How then do we weed out the wrong answers from religion? Religious moderates simply base it on the conclusion: if it leads to violence, bigotry, misogyny, etc. etc., then it's the wrong answer. If it leads to dogs and cats living together and world peace, it's the right answer. They gloss over the fact that the way faith claims to answer questions is fundamentally flawed and unreliable. Homogeneity of faith is only gained by acknowledging the most fundamental shared elements of religion – a higher power of some sort, a search for meaning of some sort, etc. – but the deeper we dig and the more specific we get, the more splintered the faithful become. Instead of a growing consensus, you're left with a growing divide. Some will protest peacefully, some will live and let live, others will protest maliciously, but there will always be a profound discordance of ideas.

I've often encountered religious moderates who object to atheists like me criticizing their beliefs.
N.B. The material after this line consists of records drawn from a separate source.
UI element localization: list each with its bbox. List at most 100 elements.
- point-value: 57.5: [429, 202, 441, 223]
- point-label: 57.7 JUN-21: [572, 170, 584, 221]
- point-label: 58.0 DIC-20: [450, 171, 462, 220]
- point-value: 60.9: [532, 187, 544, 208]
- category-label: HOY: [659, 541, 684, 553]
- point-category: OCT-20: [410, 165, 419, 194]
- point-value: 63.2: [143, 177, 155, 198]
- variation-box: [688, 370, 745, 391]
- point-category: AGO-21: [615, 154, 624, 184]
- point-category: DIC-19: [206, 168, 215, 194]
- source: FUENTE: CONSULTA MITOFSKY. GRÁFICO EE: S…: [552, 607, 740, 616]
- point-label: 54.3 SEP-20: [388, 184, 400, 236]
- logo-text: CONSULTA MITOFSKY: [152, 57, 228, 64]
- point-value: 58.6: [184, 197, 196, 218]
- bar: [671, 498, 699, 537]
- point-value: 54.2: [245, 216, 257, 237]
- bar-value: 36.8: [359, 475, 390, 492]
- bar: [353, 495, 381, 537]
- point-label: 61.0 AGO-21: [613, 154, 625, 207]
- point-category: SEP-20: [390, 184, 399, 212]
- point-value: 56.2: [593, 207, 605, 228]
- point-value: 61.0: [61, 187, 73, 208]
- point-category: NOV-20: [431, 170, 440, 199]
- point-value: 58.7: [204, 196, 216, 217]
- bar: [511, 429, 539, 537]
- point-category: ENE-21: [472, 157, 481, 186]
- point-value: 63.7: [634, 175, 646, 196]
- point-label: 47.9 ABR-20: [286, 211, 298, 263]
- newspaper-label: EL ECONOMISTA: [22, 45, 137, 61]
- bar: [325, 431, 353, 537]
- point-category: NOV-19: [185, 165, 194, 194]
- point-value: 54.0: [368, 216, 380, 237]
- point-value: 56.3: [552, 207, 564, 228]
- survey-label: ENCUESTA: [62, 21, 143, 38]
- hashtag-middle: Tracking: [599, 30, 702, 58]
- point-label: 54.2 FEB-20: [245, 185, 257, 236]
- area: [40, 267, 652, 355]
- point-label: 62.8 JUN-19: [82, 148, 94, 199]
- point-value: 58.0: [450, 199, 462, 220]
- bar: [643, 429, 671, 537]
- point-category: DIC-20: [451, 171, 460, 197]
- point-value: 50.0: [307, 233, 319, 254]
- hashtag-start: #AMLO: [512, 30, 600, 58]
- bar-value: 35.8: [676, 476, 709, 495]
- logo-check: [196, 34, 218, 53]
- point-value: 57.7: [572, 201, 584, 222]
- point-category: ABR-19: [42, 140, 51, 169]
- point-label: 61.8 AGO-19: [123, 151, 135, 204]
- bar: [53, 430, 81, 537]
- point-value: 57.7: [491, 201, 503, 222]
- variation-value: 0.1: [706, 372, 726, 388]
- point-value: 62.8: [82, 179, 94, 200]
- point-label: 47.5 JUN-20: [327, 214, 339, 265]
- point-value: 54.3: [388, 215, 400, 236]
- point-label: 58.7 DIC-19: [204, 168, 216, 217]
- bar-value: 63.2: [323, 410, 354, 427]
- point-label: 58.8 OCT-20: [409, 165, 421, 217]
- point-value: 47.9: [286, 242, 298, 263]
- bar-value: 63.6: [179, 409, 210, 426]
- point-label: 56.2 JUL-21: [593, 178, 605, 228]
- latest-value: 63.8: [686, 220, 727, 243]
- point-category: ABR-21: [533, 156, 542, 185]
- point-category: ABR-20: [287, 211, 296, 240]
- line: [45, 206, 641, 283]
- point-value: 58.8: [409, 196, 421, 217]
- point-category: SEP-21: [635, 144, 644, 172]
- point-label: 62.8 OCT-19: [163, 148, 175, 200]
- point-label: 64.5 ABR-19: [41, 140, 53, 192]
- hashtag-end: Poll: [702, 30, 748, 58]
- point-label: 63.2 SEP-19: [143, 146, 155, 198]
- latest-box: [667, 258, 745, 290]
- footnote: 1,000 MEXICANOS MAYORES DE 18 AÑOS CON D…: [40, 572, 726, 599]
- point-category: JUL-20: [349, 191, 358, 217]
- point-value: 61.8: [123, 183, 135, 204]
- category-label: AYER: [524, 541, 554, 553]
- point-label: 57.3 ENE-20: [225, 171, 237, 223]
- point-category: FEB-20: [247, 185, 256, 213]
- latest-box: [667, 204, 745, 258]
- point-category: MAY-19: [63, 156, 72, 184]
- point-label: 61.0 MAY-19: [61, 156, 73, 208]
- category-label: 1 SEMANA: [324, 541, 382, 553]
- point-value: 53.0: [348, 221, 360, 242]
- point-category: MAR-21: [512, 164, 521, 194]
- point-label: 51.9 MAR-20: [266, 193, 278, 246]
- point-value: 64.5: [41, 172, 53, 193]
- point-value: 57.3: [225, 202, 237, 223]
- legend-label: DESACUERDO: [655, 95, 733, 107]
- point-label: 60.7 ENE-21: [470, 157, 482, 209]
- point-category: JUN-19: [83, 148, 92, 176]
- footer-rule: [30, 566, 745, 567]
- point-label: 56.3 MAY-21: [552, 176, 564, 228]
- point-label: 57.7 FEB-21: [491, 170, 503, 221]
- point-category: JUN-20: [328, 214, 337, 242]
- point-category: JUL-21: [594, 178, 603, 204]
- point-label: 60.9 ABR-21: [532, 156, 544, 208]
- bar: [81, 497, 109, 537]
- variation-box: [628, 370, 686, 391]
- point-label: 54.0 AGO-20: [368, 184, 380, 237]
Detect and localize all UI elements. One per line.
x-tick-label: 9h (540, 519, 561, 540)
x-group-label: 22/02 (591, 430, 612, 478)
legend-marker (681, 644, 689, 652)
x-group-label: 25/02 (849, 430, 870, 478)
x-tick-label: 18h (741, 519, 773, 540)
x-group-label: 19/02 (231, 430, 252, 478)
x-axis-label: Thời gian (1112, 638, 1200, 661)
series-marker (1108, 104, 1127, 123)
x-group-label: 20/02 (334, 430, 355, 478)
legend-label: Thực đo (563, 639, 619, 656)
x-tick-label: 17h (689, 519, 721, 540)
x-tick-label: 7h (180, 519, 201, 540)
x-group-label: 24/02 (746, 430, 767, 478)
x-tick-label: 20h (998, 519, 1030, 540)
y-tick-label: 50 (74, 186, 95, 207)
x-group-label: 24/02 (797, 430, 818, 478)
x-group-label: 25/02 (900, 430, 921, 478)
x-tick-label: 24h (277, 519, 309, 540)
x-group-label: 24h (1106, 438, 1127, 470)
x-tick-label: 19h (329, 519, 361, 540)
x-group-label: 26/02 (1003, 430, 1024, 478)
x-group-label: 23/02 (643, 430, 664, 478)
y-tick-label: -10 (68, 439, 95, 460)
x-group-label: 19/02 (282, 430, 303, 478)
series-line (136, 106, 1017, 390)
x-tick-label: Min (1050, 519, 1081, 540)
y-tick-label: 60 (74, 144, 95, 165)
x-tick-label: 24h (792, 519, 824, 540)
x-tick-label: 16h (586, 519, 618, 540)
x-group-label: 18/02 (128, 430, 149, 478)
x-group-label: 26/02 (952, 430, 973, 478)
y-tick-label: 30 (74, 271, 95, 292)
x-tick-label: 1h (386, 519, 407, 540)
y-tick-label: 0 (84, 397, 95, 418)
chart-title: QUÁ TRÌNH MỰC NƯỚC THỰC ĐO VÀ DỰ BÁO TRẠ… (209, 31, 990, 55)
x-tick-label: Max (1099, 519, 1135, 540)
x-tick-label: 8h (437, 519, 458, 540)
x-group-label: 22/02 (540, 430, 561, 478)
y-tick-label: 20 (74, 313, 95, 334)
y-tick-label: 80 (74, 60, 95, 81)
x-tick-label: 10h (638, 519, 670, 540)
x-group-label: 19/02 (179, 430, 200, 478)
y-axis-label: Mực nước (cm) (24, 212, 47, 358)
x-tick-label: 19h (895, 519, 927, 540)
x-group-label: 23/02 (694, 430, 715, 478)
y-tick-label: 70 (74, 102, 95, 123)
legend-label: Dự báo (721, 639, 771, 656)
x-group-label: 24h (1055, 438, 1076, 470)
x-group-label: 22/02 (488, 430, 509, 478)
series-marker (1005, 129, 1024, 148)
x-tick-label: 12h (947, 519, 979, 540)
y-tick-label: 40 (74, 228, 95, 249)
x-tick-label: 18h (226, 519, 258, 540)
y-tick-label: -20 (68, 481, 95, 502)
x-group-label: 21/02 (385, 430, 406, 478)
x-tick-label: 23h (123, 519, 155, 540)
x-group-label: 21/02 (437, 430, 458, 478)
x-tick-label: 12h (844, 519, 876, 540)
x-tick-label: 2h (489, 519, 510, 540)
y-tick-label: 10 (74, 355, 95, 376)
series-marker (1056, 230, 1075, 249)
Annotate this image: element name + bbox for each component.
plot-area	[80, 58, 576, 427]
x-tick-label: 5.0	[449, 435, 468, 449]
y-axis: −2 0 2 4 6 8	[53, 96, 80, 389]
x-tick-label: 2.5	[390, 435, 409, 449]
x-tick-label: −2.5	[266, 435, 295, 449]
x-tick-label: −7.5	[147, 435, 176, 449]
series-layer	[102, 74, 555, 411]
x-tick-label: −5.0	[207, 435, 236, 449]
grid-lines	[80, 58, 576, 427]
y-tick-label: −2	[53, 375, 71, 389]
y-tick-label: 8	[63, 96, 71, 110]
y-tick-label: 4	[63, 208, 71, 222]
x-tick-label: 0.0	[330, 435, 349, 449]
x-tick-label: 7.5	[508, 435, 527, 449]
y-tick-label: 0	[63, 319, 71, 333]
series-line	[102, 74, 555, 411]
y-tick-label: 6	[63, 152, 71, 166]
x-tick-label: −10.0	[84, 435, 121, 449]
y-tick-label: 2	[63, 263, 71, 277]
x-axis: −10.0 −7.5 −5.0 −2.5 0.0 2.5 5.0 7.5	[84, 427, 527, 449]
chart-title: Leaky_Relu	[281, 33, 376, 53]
They say that their faith gives them a sense of purpose, inner strength, hope, or some such abstract thing, and that the real problem isn't faith, but people who use faith to justify doing bad things. But they're wrong; religious moderates give a pass to radicals and fundamentalists by disputing their conclusions, but excusing their dubious methodology. The problem is faith, precisely because in order to rid the world of religiously motivated bigotry, misogyny, violence, and all the other lunacy that's practiced in the name of God, we have to address the fundamental issue of how people know what they claim to know. When a scientific conclusion is disputed, it's disputed by pointing out that the methodology of inquiry was flawed. There is a means for correction – the errors are discard, the hypothesis retooled, and inquiry begun anew. This is how we know that science works, and that faith does not.